As this is a PoC done within a day, there are improvements to be made and thus suggestions are welcome. In particular, the authkey may be stored in an environment variable instead of being hardcoded in the caddy file. There might be ways to hash that apart from using basic auth, but I haven’t looked into that yet.
PS
I just noticed that the “client” caddy won’t cache the certificates with get_certificate and will send a request for certificate to the “certificate server” every time a request to itself is received.
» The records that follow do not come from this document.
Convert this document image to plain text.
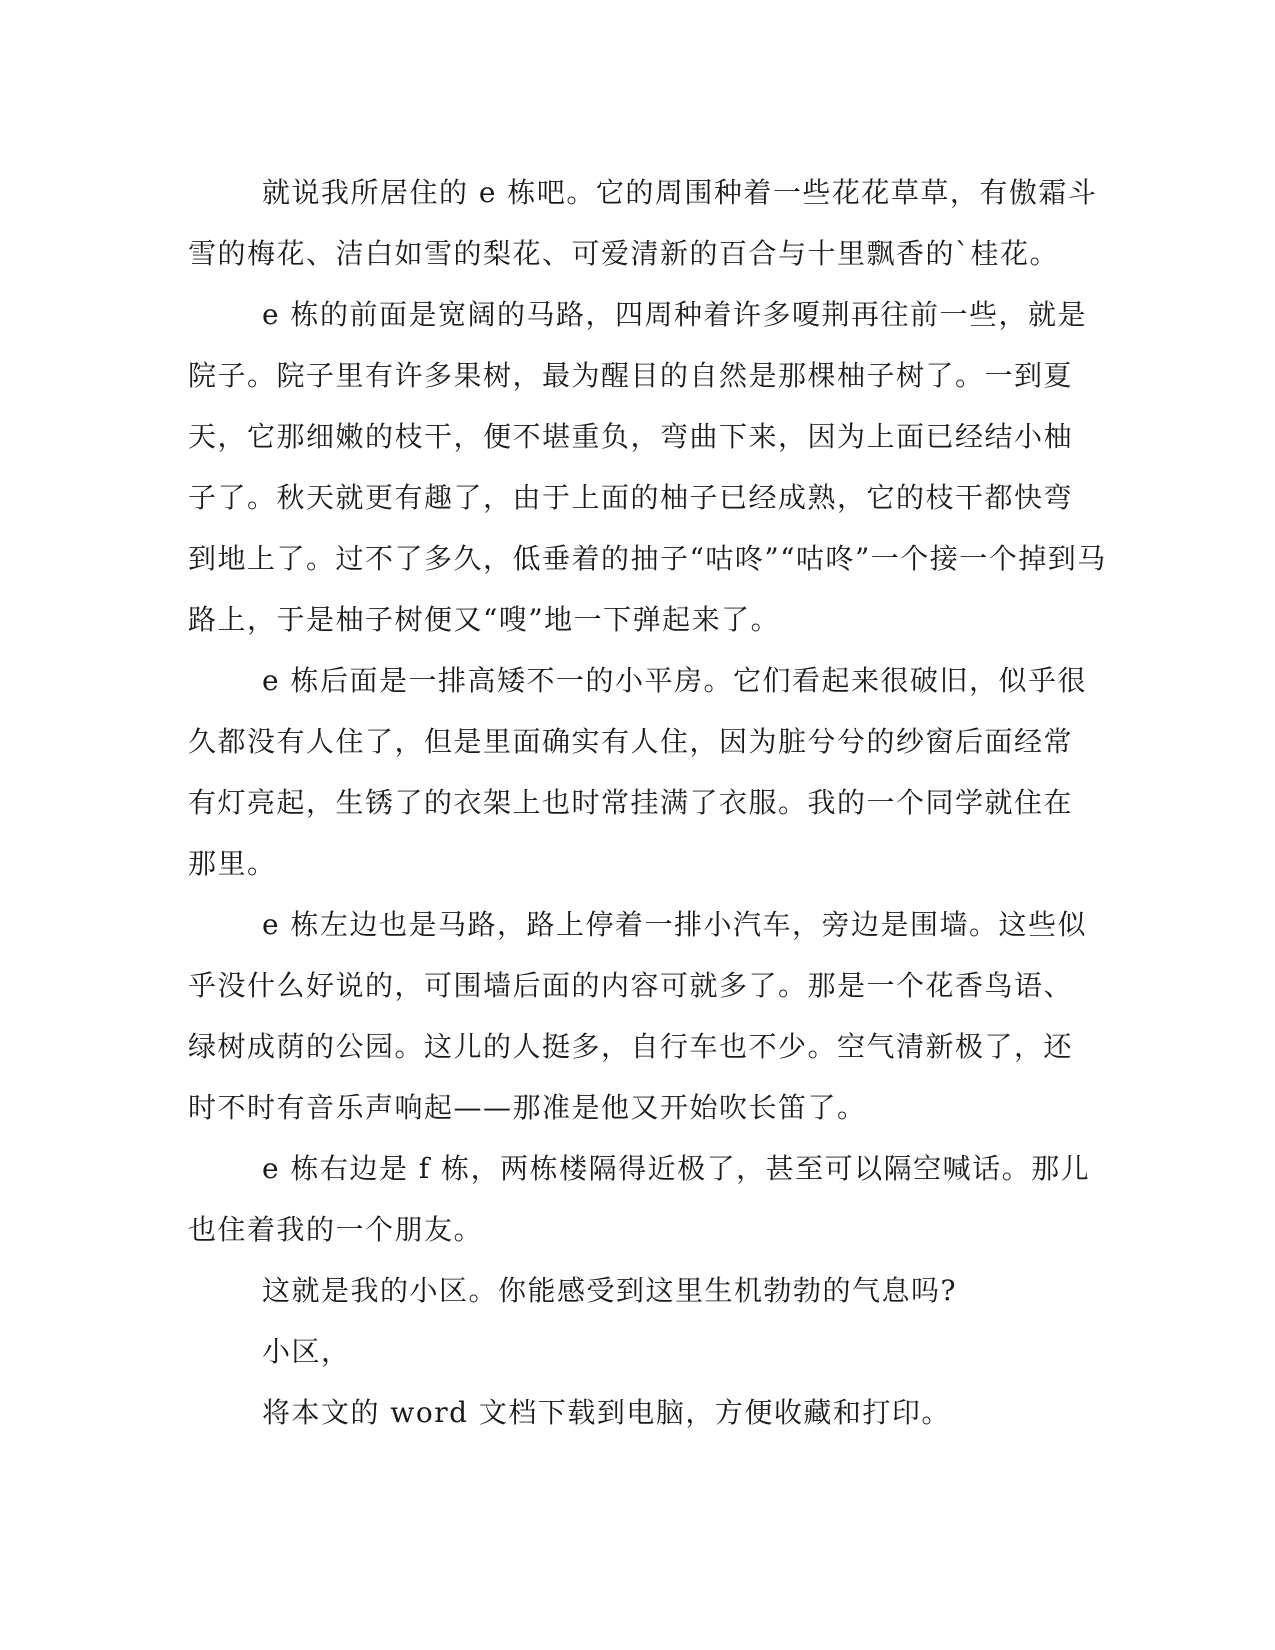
就说我所居住的 e 栋吧。它的周围种着一些花花草草，有傲霜斗
雪的梅花、洁白如雪的梨花、可爱清新的百合与十里飘香的`桂花。
e 栋的前面是宽阔的马路，四周种着许多嗄荆再往前一些，就是
院子。院子里有许多果树，最为醒目的自然是那棵柚子树了。一到夏
天，它那细嫩的枝干，便不堪重负，弯曲下来，因为上面已经结小柚
子了。秋天就更有趣了，由于上面的柚子已经成熟，它的枝干都快弯
到地上了。过不了多久，低垂着的抽子“咕咚”“咕咚”一个接一个掉到马
路上，于是柚子树便又“嗖”地一下弹起来了。
e 栋后面是一排高矮不一的小平房。它们看起来很破旧，似乎很
久都没有人住了，但是里面确实有人住，因为脏兮兮的纱窗后面经常
有灯亮起，生锈了的衣架上也时常挂满了衣服。我的一个同学就住在
那里。
e 栋左边也是马路，路上停着一排小汽车，旁边是围墙。这些似
乎没什么好说的，可围墙后面的内容可就多了。那是一个花香鸟语、
绿树成荫的公园。这儿的人挺多，自行车也不少。空气清新极了，还
时不时有音乐声响起——那准是他又开始吹长笛了。
e 栋右边是 f 栋，两栋楼隔得近极了，甚至可以隔空喊话。那儿
也住着我的一个朋友。
这就是我的小区。你能感受到这里生机勃勃的气息吗?
小区，
将本文的 word 文档下载到电脑，方便收藏和打印。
Two issues stem with this:
- Performance impact as an additional request is made on every request
- If the certificate server is down, all “client” caddy servers can’t serve any requests anymore
Using cache-handler plugin as mentioned here may be a solution, but that involves a custom module which complicates setup
Another alternative is periodically downloading the certificate from the “certificate server” outside of caddy, and serving that via local http within caddy.